AKP’nin 10 Yılı ve İşçi Sınıfı
Utku Kızılok, 1 Aralık 2012

Türkiye işçi sınıfı, 12 Eylül 1980 faşist darbesinden beri pek çok mevzi kaybına uğradı. Sınıf hareketinin zayıflığının bir sonucu olarak yaşanan bu geri çekilme ve mevzi kaybı, kazanılmış hakların daha fazla gasp edilmesini ve örgütlülüğün her geçen gün erozyona uğramasını da beraberinde getirmiştir. Tam anlamıyla birbirini tetikleyen bir süreç ve yokuş aşağı gidiş söz konusudur. Elbette söz konusu geri çekilmenin kendi içinde evreleri vardır ve son 10 yıllık AKP iktidarı, neo-liberal kapitalist saldırılar bağlamında özel bir döneme tekabül etmektedir.

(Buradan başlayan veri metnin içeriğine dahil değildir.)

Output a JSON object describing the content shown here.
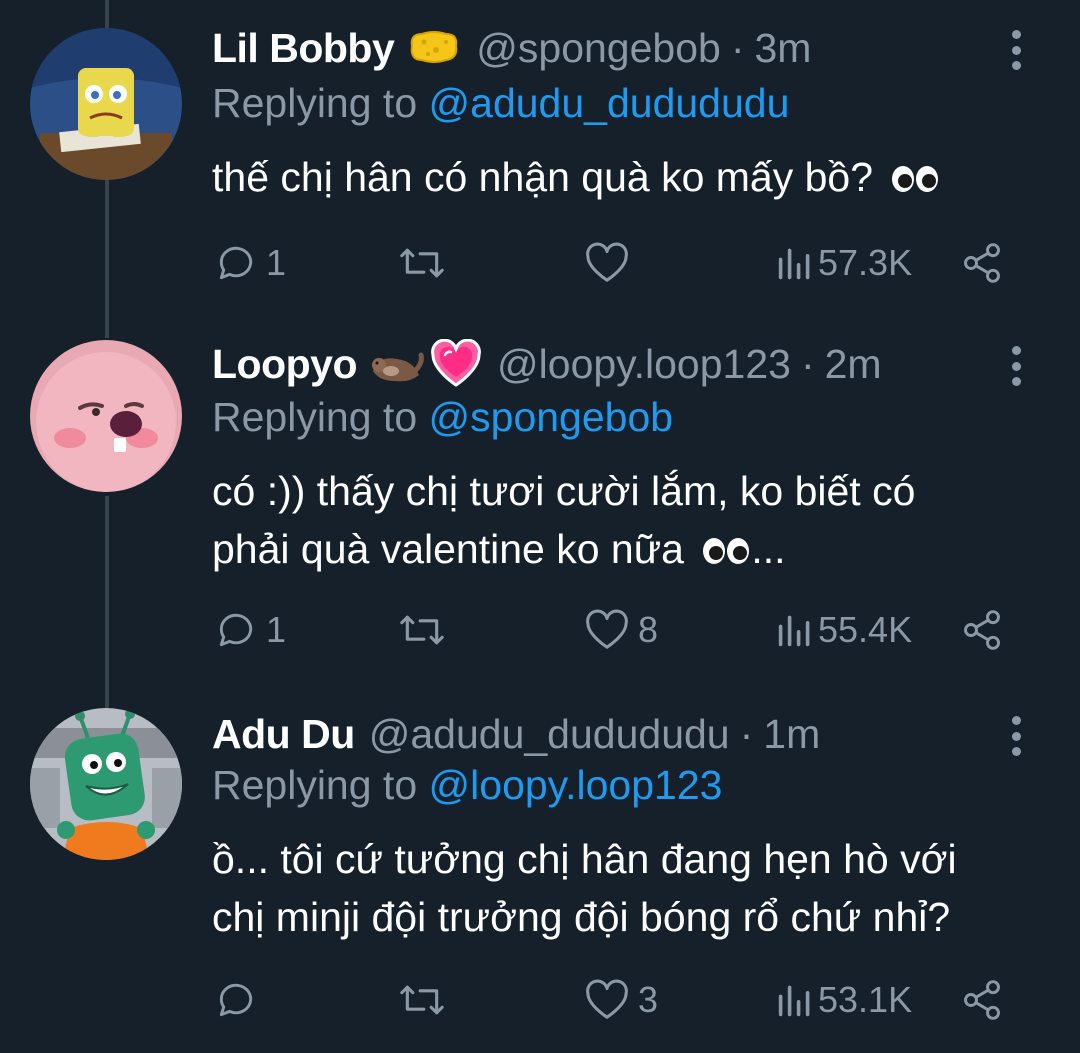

Bu dönemde neo-liberal saldırılar kesintisiz ve sistematik bir şekilde sürmüş, işçi sınıfının kazanılmış hakları çok yönlü girişimlerle budanmış ve çoğu ortadan kaldırılmış, sermaye birikiminde ciddi bir sıçrama yaşanmış ve fakat tüm bunları hayata geçiren AKP oylarını arttırarak iktidarda kalmaya devam etmiştir. Bu nasıl olabilmektedir?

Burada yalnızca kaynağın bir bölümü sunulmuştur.